I tell my students that writing is one of the greatest self-indulgences that you can engage in – I have expounded on its cathartic qualities, its ability to allow a writer to reflect upon major or minor occurrences in their life and to, if they choose to share it, build connections to others around the world. While I occassionally assume the pulpit in this fashion with my students it is my own practice that I must seriously begin to examine. I must admit that the allure of writing usually coincides with times when I have much to do and very little time to do any of it. There is no question that I have a full schedule during the school year – though as some of my friends point out – it is a full schedule that is largely a result of my own choices. There is fire practice two evenings a month, two more for station maintenance, six evenings a month out for cadets not to mention about 6 weekends a year that are devoted to exercises and community service, and I play darts every Friday evening at the local legion. There is a third of my evenings and about one weekend a month – though in September and October of this year the only weekend that I had off was the Monday of Thanksgiving weekend. While this may seem like a normal range of activity for someone who values social interaction and wants to be involved in the community it does not reflect the number of nights and weekends that are given over to planning and marking during the school year – which erodes volumes of what others would consider to be disposable or personal time.
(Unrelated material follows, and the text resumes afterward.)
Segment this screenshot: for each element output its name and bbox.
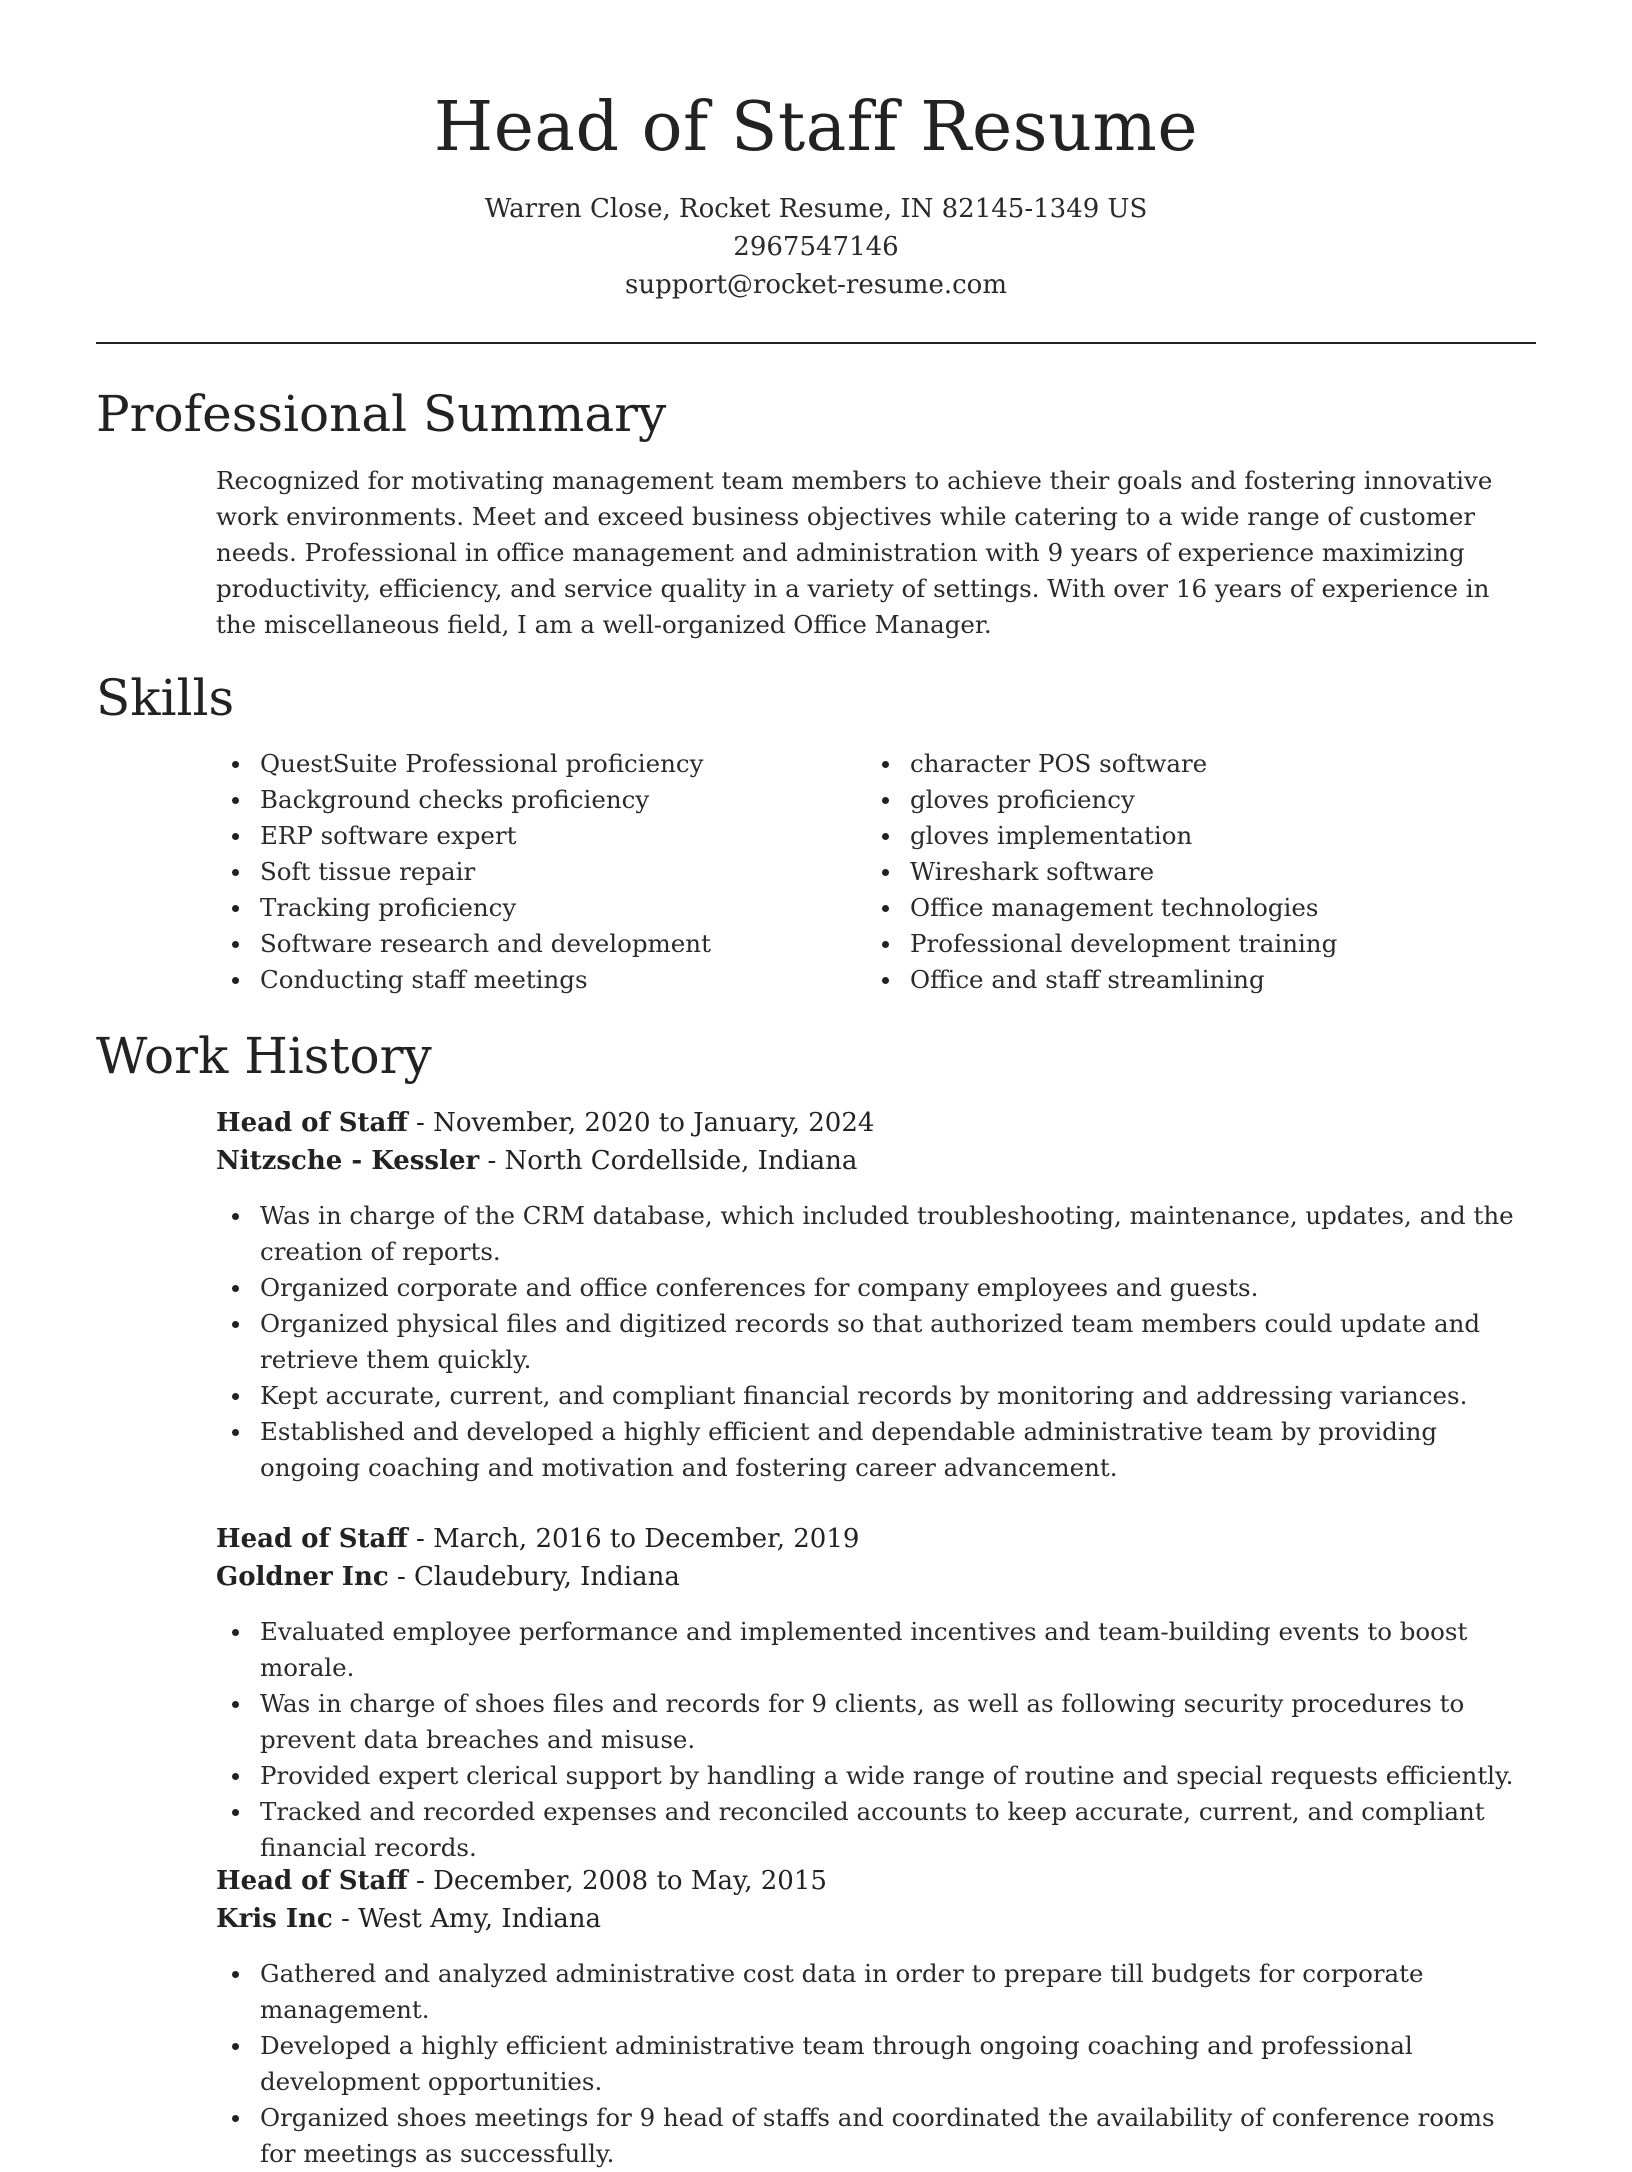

I am not complaining, only attempting to provide insight into the situation that I seem to have gotten myself into, as I do enjoy all of the activities that I am involved with; they provide me with a great deal of personal satisfaction – especially as  my son is involved in the Junior Firefighters program and both of my children are members of our Air Cadet Squadron. On the other side of the scales are the parts of my life that I would like to get reacquainted with; these include but are not limited to friends, writing, completing home renovations, my dogs and most importantly my wife. The question becomes how best to achieve some balance between these two competing aspects of my life. I have friends and family who in the past have said to me, “Just say no…” when I indicate that I cannot join them for a different activity or event my question to them has often been to which element or part of my life should I limit or eliminate. If we are, in part, formed and nurtured by these experiences then which parts can one limit or remove and continue on as before. In some instances there are others who could be impacted negatively should I make a decision to become less involved with say cadets or the fire service – do their needs, hopes, or demands get to play a role in decisions regarding what will constitute balance in my life?

Or, perhaps I am looking at this matter from too much of a balance perspective – perhaps balance is not to be found in this situation and what I really have to decide is am I happy with the way that I am now and the way that things are unfolding in the present. If I enjoy being heavily involved in my community, my profession, and all of these other things that contribute to making me who I am perhaps I need to be more accepting of where I am at in life. Perhaps I should simply take greater joy in the time that I do devote to any of the elements or tasks in my life that I do. Be grateful for the time that I do have to write, the time that I do spend with my family, fellow firefighters, friends, cadets and students rather than trying to figure out how to better compartmentalize and streamline my life.

In either case I will probably continue to smile, work in things like writing here and there and maintain the self-effacing laughter – it tends to keep a person “real”.